Des résidents ont commencé à retourner dans un quartier contesté de la ville d'Alep, en Syrie, après des jours de violents affrontements entre les forces gouvernementales et les forces kurdes. Les premiers intervenants sont entrés pour s'occuper des habitants, dégager les décombres et désamorcer les mines.

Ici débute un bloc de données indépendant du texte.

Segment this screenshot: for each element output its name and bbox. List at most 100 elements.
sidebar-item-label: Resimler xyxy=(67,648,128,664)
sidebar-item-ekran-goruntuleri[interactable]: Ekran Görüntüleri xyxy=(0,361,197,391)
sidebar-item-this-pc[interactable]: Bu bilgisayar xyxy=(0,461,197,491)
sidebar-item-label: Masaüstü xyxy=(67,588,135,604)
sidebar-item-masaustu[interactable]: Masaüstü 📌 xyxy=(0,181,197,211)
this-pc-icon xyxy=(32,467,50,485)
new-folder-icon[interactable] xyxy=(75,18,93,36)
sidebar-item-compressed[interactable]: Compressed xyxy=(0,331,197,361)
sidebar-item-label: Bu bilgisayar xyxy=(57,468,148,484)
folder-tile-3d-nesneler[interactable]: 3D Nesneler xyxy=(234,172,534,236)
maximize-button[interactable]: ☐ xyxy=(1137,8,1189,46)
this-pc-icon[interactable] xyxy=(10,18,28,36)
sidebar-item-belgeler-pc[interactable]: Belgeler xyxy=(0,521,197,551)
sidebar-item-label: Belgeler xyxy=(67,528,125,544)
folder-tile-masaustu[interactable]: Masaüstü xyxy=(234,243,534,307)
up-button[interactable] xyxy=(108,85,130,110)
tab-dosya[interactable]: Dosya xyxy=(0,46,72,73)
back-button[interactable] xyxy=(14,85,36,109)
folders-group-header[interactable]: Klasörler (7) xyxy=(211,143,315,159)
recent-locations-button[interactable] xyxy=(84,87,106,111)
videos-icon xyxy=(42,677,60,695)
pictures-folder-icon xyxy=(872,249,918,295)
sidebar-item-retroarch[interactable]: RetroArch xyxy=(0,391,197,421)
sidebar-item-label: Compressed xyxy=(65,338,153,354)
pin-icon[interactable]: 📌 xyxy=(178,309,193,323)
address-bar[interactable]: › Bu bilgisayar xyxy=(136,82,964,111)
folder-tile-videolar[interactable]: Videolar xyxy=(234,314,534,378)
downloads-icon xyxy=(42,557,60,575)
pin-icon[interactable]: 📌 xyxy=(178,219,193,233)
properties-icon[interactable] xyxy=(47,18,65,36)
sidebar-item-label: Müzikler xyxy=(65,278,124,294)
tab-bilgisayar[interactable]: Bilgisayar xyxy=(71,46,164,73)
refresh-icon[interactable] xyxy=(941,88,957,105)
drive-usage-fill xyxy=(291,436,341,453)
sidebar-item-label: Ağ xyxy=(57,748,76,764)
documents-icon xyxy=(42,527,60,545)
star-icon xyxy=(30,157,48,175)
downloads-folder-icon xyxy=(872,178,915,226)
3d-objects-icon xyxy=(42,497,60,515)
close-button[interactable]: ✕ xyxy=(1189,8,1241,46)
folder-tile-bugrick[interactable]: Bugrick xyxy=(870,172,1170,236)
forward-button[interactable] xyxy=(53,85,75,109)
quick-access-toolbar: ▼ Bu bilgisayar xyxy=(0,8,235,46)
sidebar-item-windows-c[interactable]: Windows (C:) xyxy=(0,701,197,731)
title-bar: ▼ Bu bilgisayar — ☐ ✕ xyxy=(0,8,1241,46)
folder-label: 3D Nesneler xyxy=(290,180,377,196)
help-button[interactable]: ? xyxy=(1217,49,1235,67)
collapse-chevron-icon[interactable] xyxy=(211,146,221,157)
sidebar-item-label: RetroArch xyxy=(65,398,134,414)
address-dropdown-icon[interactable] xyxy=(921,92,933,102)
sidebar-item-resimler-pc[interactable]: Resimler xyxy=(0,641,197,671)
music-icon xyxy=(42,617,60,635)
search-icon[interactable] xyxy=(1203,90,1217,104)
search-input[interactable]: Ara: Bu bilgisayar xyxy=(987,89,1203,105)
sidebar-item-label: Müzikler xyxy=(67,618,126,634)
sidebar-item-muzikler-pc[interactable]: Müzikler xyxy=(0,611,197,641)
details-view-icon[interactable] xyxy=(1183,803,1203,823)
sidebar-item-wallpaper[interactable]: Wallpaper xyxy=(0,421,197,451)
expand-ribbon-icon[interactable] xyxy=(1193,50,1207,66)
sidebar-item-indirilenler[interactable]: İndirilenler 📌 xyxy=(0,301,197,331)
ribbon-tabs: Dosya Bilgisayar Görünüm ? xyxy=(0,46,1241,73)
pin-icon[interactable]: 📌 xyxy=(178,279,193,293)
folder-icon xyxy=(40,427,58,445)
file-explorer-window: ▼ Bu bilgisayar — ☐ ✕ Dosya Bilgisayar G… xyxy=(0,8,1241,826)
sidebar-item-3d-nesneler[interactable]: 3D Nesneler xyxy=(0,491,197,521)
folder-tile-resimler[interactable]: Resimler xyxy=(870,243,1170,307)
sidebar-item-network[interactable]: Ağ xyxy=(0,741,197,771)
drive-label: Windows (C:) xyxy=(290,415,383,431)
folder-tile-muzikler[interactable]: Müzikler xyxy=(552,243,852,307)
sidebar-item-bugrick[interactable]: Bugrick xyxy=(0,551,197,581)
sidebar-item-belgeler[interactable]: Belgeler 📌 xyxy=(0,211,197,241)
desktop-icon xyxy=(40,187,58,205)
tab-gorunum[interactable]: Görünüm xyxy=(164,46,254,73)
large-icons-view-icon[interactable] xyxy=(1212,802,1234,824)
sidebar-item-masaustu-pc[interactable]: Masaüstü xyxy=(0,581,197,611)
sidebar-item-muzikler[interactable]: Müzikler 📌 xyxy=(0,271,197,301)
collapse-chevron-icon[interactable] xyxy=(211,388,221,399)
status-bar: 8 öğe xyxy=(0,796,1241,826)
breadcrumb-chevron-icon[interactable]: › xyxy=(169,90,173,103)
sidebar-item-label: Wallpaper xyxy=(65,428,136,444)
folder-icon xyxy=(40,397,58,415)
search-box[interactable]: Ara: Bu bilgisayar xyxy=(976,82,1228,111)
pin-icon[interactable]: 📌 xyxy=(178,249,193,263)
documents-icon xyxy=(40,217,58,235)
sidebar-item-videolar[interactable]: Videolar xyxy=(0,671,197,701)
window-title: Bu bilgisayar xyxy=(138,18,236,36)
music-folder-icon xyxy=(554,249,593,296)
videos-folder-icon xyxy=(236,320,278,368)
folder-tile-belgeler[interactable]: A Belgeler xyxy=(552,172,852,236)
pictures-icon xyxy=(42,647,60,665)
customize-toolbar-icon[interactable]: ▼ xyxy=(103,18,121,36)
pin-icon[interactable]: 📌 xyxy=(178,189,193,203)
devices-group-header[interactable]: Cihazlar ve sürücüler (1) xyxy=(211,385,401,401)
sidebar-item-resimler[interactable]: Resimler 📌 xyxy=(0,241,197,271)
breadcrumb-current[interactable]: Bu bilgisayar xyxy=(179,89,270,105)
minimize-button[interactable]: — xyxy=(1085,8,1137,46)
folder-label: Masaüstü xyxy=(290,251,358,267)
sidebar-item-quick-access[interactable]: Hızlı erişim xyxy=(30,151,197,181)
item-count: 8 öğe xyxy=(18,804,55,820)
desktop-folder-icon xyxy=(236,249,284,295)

Les affrontements ont éclaté mardi dans les quartiers majoritairement kurdes de Sheikh Maqsoud, Achrafieh et Bani Zaid. Cela est survenu après que le gouvernement et les Forces démocratiques syriennes (FDS) n'ont pas réussi à progresser sur la question de l'intégration des FDS dans l'armée nationale. Les forces de sécurité ont depuis capturé Achrafieh et Bani Zaid.
Les combats entre les deux camps ont été les plus intenses depuis la chute de l'ancien président Bashar al-Assad face aux insurgés en décembre 2024. Au moins 23 personnes ont été tuées en cinq jours d'affrontements, et plus de 140 000 personnes ont été déplacées en raison des bombardements et des frappes de drones.
Les combattants kurdes ont fui le quartier de Sheikh Maqsoud vers le nord-est de la Syrie, contrôlé par les FDS. Cependant, ils ont déclaré qu'ils continueraient à lutter maintenant que les blessés et les civils ont été évacués, qualifiant cela de "cessez-le-feu partiel". Le quartier semblait calme dimanche.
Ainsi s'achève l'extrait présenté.